Agreed. Nobody wants to add complexity. What I want to achieve is _shift_ it 
from applications to a central workflow and reduce the cognitive load at the 
same time
Take this example: Contacting a person via a specific means of communication 
always needs two steps: Selecting a person and selecting the means.
In the application-centric world, you first choose an application associated 
with a specific means of communication, then you look if the person is 
available and then start the conversation.
In the task-centric view, you just select a person, see what means of 
communication are currently available to contact that person, and then you 
choose the means you prefer.
This is way superior, because
- You don't have to remember which application is used for which means of 
communication
- You don't have to remember which means of communication the person you want 
to contact even uses
- You don't have to know whether the person is currently online in a specific 
network before you choose an application
All that will be possible as soon as the contacts belonging to a natural 
person in all the different menas of communication are associated to that 
person in KPeople. And this is why KDE technologies are so super awesome!

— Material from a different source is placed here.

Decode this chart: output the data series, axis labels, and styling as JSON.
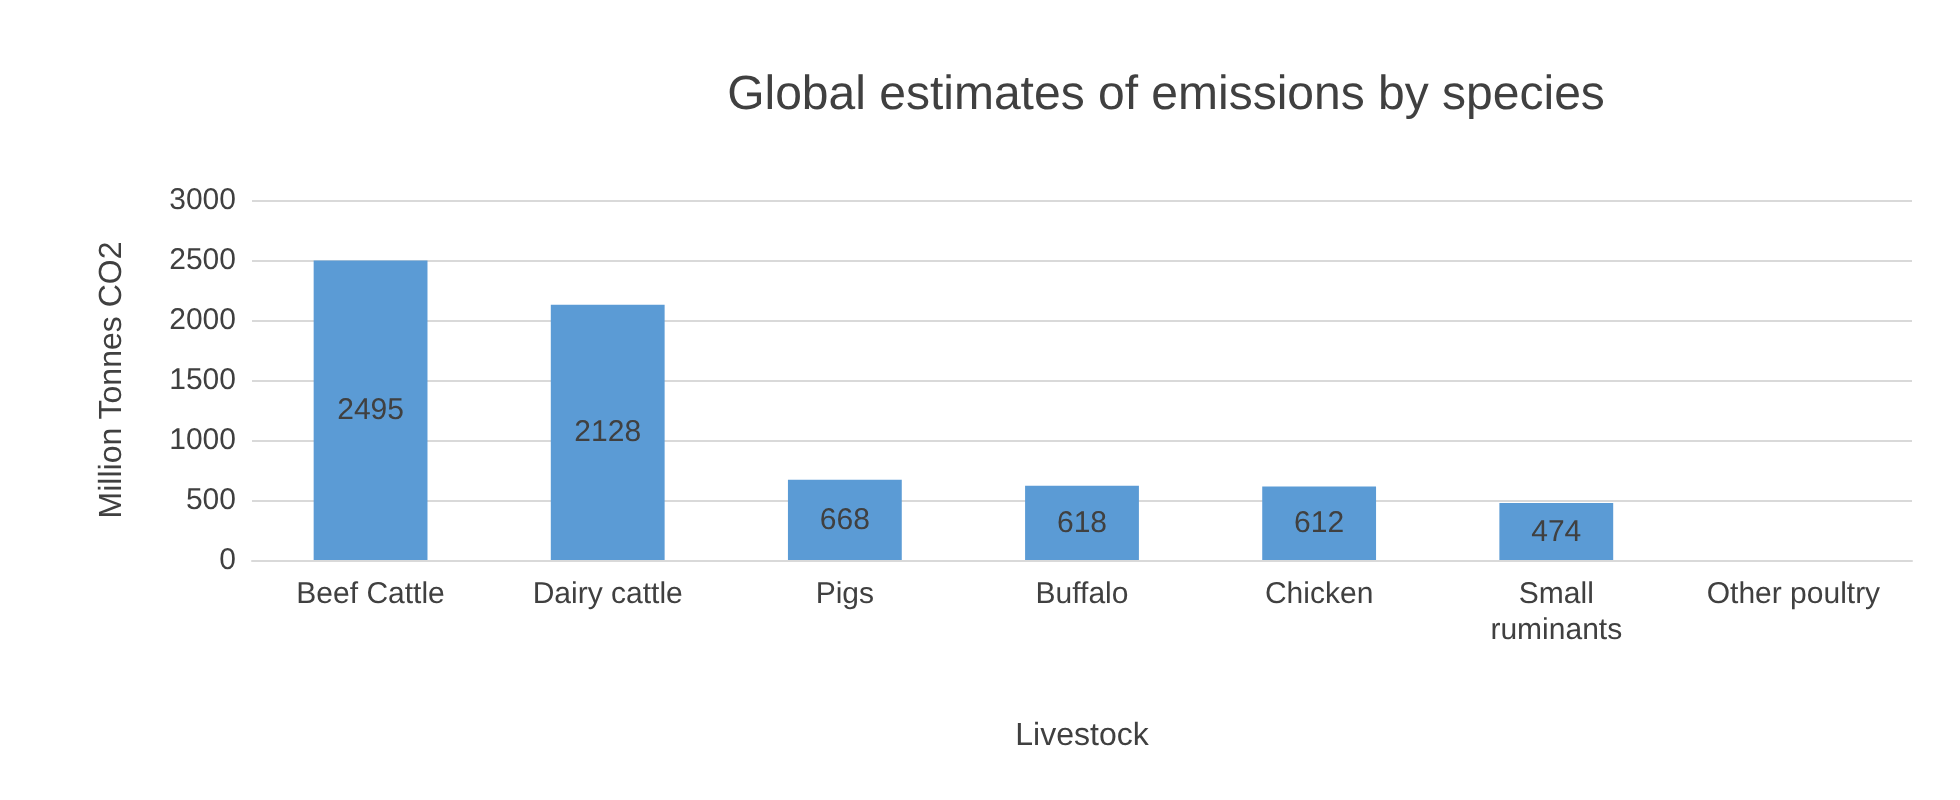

Another example: I just made an appointment by phone and now I go to my tablet 
to create an event for it in my calendar.
App-centric: Open "Calendars", select "New Event"
Task Centric: Create -> Event.
Here the complexity is pretty much the same.

> in the end, is important for me that anything we design is not something
> that is heavier (as resources), feels heavier (as user experience) and
> feels hostile for 3rd party developers.
> I believe is possible to design something that is nothing o the above, we
> just have to constantly keep in mind that

+1000. We want the whole thing to feel natural to users, not artificial. And we 
don't want to lock out 3rd party devs. I just don't think that has to keep us 
from offering users a nicely integrated environment with what we offer 
ourselves.

It's like on the desktop: Sure you _can_ use Gnome applications in KDE. They 
run perfectly fine, but they don't offer you the nice integration KDE apps offer.